The Crime Analysis Unit falls under the Operations Division and is primarily responsible for the identification, analysis, and dissemination of crime and offender information to patrol and other divisions of the department to assist in the goals of crime prevention, criminal apprehension, and resource allocation. Incident data is studied to determine “who is doing what to whom” and to assist in the identification of any existing crime pattern(s) or series. This type of information is distributed to all members of the department by means of crime bulletin notifications, crime series forecasts, wanted flyers, and hot sheets. Geographic Information Systems (GIS) is used to display a visual of the incident locations and aids in the identification of hot spots and/or denser crime areas which is oftentimes useful in determining where to focus extra patrol efforts.
CAU also works closely with the Detective Bureau by providing a list of possible suspects that match certain criteria on a case-by-case basis in order to clear cases involving homicide, robbery, burglary, aggravated assault, grand theft, sex crimes, and identity theft. Some of these factors include but are not limited to a suspect’s physical description, vehicles owned/associated with, parole/probation status, prior criminal history as it relates to the investigation, and probable locations for contacting the individual.
The Crime Analysis Unit also conducts intelligence analysis for the gang and narcotics units by focusing on the relationships between subjects and the criminal organizations they affiliate with. The analysis of statistics is also an essential role of this division.

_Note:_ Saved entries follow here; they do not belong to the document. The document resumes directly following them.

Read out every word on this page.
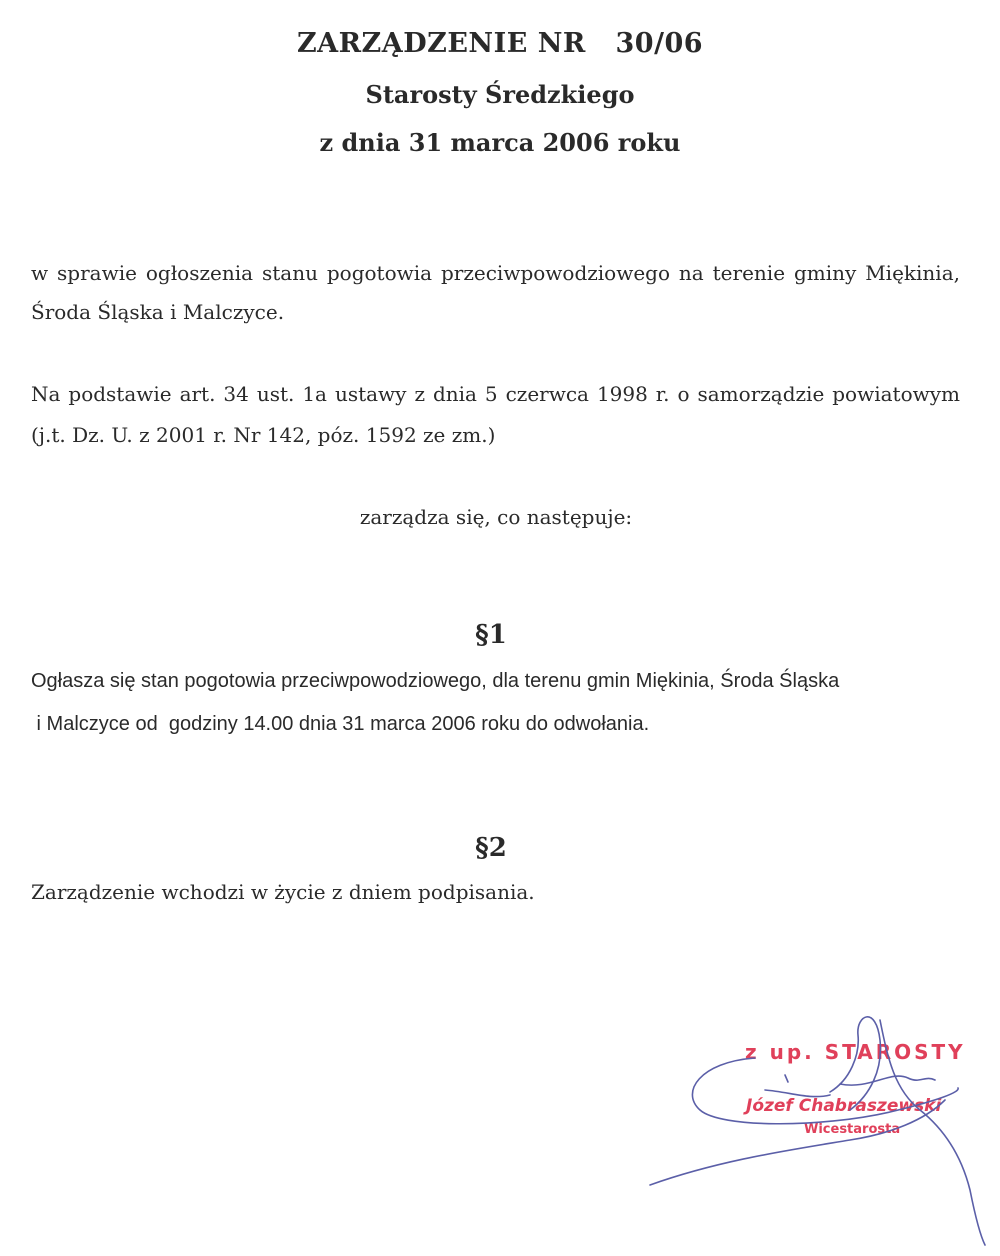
ZARZĄDZENIE NR   30/06
Starosty Średzkiego
z dnia 31 marca 2006 roku
w sprawie ogłoszenia stanu pogotowia przeciwpowodziowego na terenie gminy Miękinia,
Środa Śląska i Malczyce.
Na podstawie art. 34 ust. 1a ustawy z dnia 5 czerwca 1998 r. o samorządzie powiatowym
(j.t. Dz. U. z 2001 r. Nr 142, póz. 1592 ze zm.)
zarządza się, co następuje:
§1
Ogłasza się stan pogotowia przeciwpowodziowego, dla terenu gmin Miękinia, Środa Śląska
i Malczyce od  godziny 14.00 dnia 31 marca 2006 roku do odwołania.
§2
Zarządzenie wchodzi w życie z dniem podpisania.
z up. STAROSTY
Józef Chabraszewski
Wicestarosta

The unit provides regular updates to command staff regarding changing trends in violent and property crimes, response times, traffic data, etc. This information is used by staff in consideration of personnel deployment changes as well as special projects/operations when targeting areas of concern.
The Rialto Police Department subscribes to the concepts of "evidence-based policing." "Evidence-based policing" is the use of the best available research on the outcomes of police work to implement guidelines and evaluate agencies, units, and officers. It suggests that just doing research is not enough and that proactive efforts are required to push accumulated research evidence into practice through national and community guidelines. These guidelines can then focus in-house evaluations on what works best across agencies, units, victims, and officers.